In the previous chapters, we have discussed about the importance of data and its proper use. We have also introduced artificial intelligence, and the marvellous achievements we could already celebrate. In this perspective, machine learning can be thought of as a set of mathematical rules - also known as algorithms - to analyse data. But how does machine learning work? There are several techniques that can be used to implement machine learning, according to the type of learning programmers have decided to use.

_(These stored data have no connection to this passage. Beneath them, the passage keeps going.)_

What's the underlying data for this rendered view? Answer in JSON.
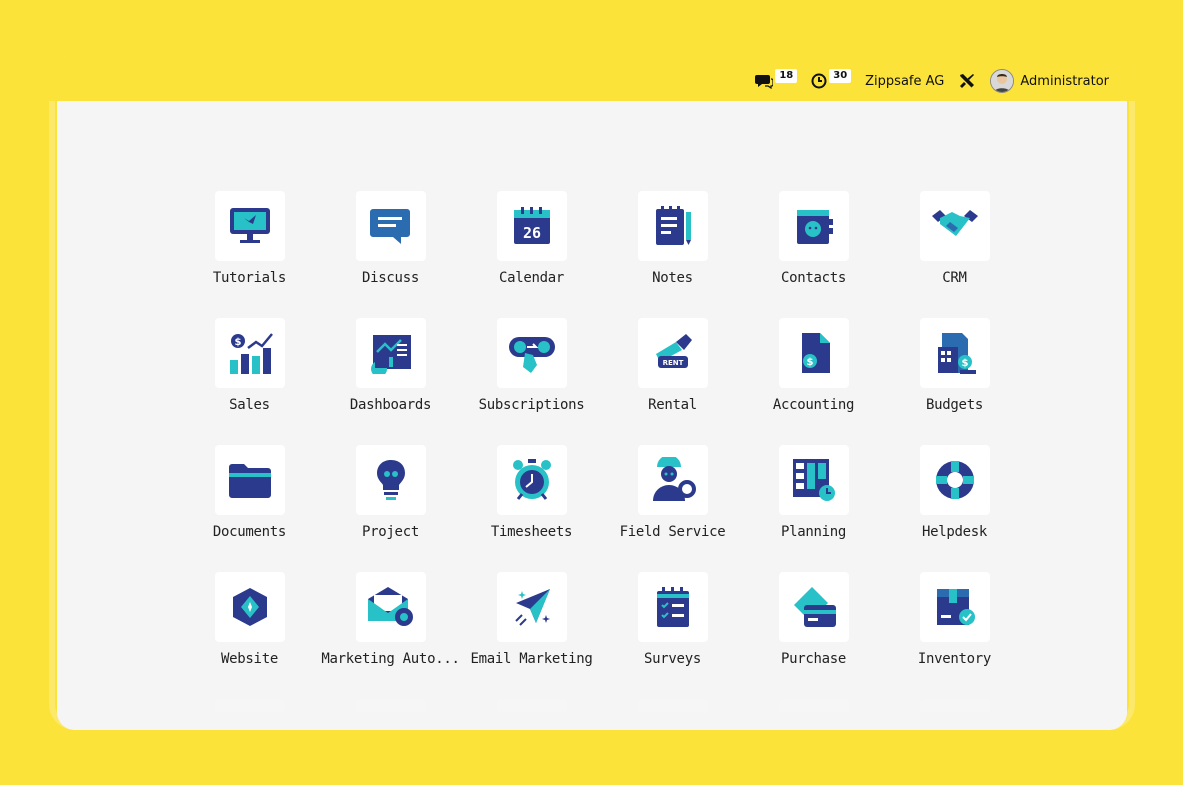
{
  "topbar": {
    "messages_count": "18",
    "activities_count": "30",
    "company": "Zippsafe AG",
    "user": "Administrator"
  },
  "apps": [
    {
      "label": "Tutorials",
      "icon": "monitor-icon"
    },
    {
      "label": "Discuss",
      "icon": "chat-bubble-icon"
    },
    {
      "label": "Calendar",
      "icon": "calendar-icon",
      "icon_text": "26"
    },
    {
      "label": "Notes",
      "icon": "notes-icon"
    },
    {
      "label": "Contacts",
      "icon": "contacts-book-icon"
    },
    {
      "label": "CRM",
      "icon": "handshake-icon"
    },
    {
      "label": "Sales",
      "icon": "sales-chart-icon"
    },
    {
      "label": "Dashboards",
      "icon": "dashboard-icon"
    },
    {
      "label": "Subscriptions",
      "icon": "subscription-icon"
    },
    {
      "label": "Rental",
      "icon": "rental-key-icon",
      "icon_text": "RENT"
    },
    {
      "label": "Accounting",
      "icon": "accounting-doc-icon"
    },
    {
      "label": "Budgets",
      "icon": "budget-calculator-icon"
    },
    {
      "label": "Documents",
      "icon": "folder-icon"
    },
    {
      "label": "Project",
      "icon": "lightbulb-icon"
    },
    {
      "label": "Timesheets",
      "icon": "alarm-clock-icon"
    },
    {
      "label": "Field Service",
      "icon": "worker-gear-icon"
    },
    {
      "label": "Planning",
      "icon": "planning-board-icon"
    },
    {
      "label": "Helpdesk",
      "icon": "lifebuoy-icon"
    },
    {
      "label": "Website",
      "icon": "globe-gem-icon"
    },
    {
      "label": "Marketing Auto...",
      "icon": "mail-gear-icon"
    },
    {
      "label": "Email Marketing",
      "icon": "paper-plane-icon"
    },
    {
      "label": "Surveys",
      "icon": "survey-clipboard-icon"
    },
    {
      "label": "Purchase",
      "icon": "credit-card-icon"
    },
    {
      "label": "Inventory",
      "icon": "box-check-icon"
    }
  ],
  "colors": {
    "background": "#FBE33A",
    "canvas": "#F5F5F5",
    "icon_dark": "#2B3A8C",
    "icon_teal": "#27C1C7"
  }
}
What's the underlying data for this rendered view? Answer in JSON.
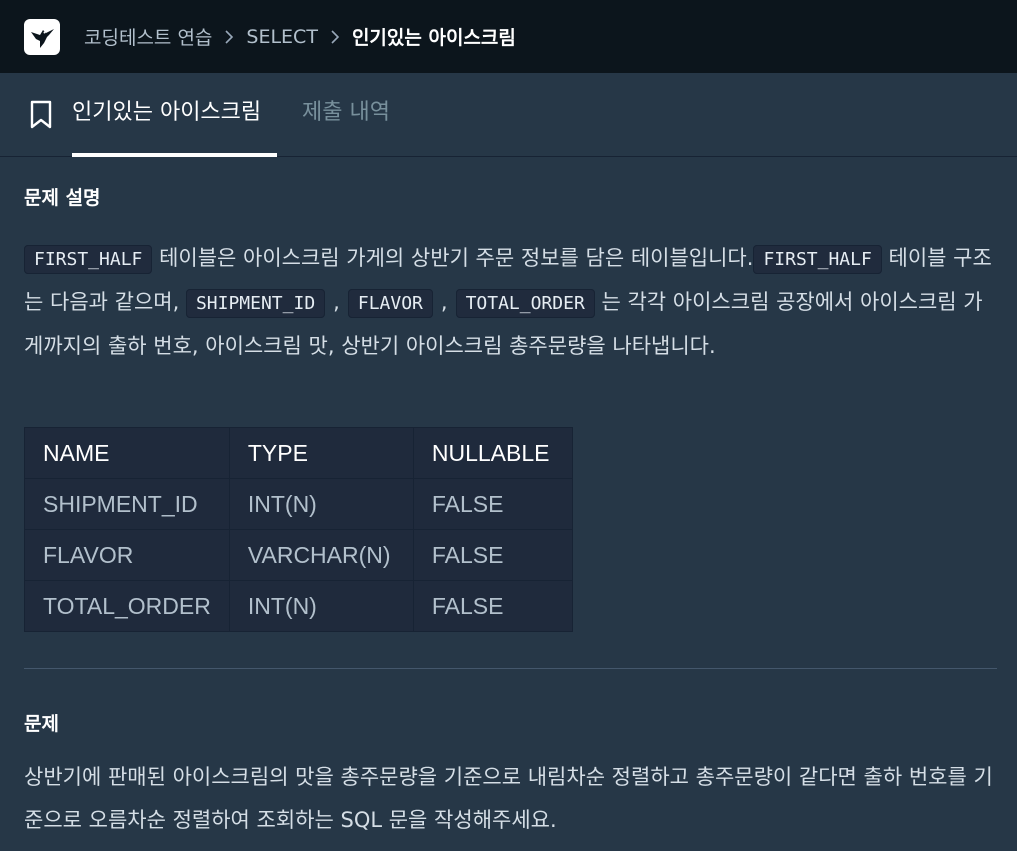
{
  "breadcrumb": {
    "items": [
      "코딩테스트 연습",
      "SELECT",
      "인기있는 아이스크림"
    ]
  },
  "tabs": {
    "active": "인기있는 아이스크림",
    "inactive": "제출 내역"
  },
  "description": {
    "title": "문제 설명",
    "code_first_half": "FIRST_HALF",
    "text_1": "테이블은 아이스크림 가게의 상반기 주문 정보를 담은 테이블입니다.",
    "text_2": "테이블 구조는 다음과 같으며,",
    "code_shipment_id": "SHIPMENT_ID",
    "code_flavor": "FLAVOR",
    "code_total_order": "TOTAL_ORDER",
    "comma": ",",
    "text_3": "는 각각 아이스크림 공장에서 아이스크림 가게까지의 출하 번호, 아이스크림 맛, 상반기 아이스크림 총주문량을 나타냅니다."
  },
  "schema_table": {
    "headers": [
      "NAME",
      "TYPE",
      "NULLABLE"
    ],
    "rows": [
      [
        "SHIPMENT_ID",
        "INT(N)",
        "FALSE"
      ],
      [
        "FLAVOR",
        "VARCHAR(N)",
        "FALSE"
      ],
      [
        "TOTAL_ORDER",
        "INT(N)",
        "FALSE"
      ]
    ]
  },
  "problem": {
    "title": "문제",
    "text": "상반기에 판매된 아이스크림의 맛을 총주문량을 기준으로 내림차순 정렬하고 총주문량이 같다면 출하 번호를 기준으로 오름차순 정렬하여 조회하는 SQL 문을 작성해주세요."
  },
  "colors": {
    "background": "#263747",
    "topbar": "#0c151c",
    "code_background": "#202b3d"
  }
}
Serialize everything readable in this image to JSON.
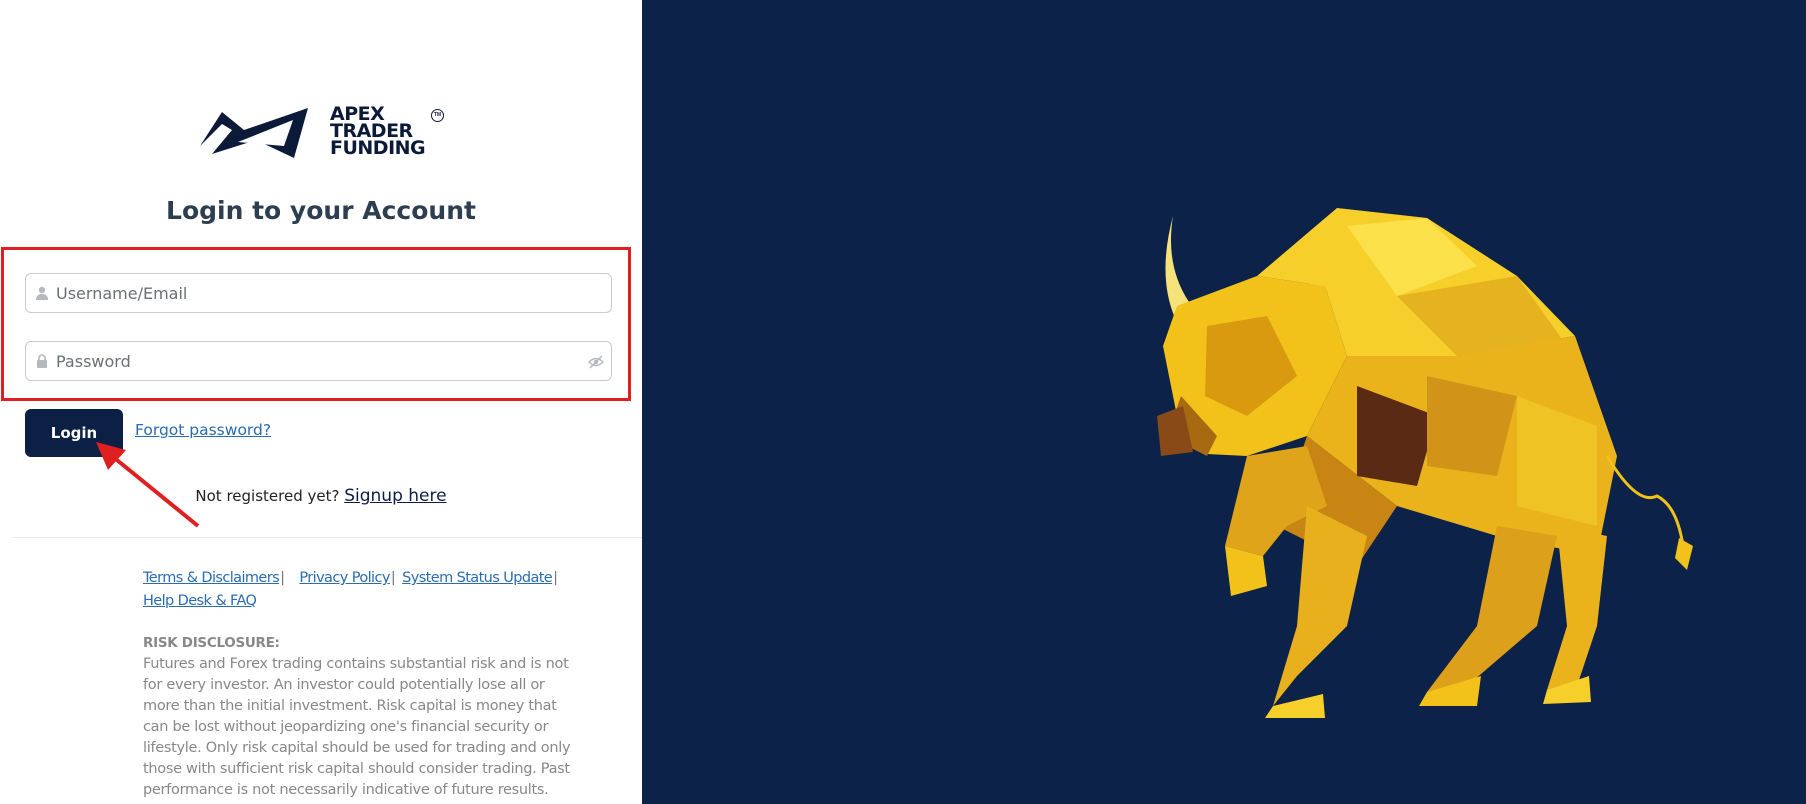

Thus, we can start with the most common technique in the field, also known as supervised learning, whose main objective is to train the machine into recognising one or more elements that have been previously identified, as contained in a digital data stream (which can be an image, a face, a sound, and so on). Ideally, supervised learning takes place when either we are trying to predict the class of an item, using what is known as classification models, or a number, in which case we are exploiting regression models. In both cases, we could use simple linear1 and logistic regression2 or more complex decision tree families3. Furthermore, this implies that we need to build a training set with thousands or millions of images, which will be supervised by analysts to make sure the right data are inserted, as well as to make sure the machine is actually learning and correct its errors, in case any have been detected. Once the first stage of the training process - also known as learning phase - has been completed, new images are introduced into the program, to see if the learning actually took place and it is sustained even with other tons of images added to the mix4. This process has benefitted from advancements in computational power and availability of data from the web and the Internet of Things, in particular when it comes to translation of text (Google Translate is a powerful AI tool that is able to find patterns and grammatical structures to translate words and more complex text), as well as facial recognition systems (see for example, Zakharov, Shysheya, Burkov & Lempitsky, 2019). Interestingly, supervised learning can be enhanced through a reward mechanism, according to which the model provides its margin of error, once it has understood the correlation between inputs and outputs and has been able to identify the probability of success in reaching specific objectives.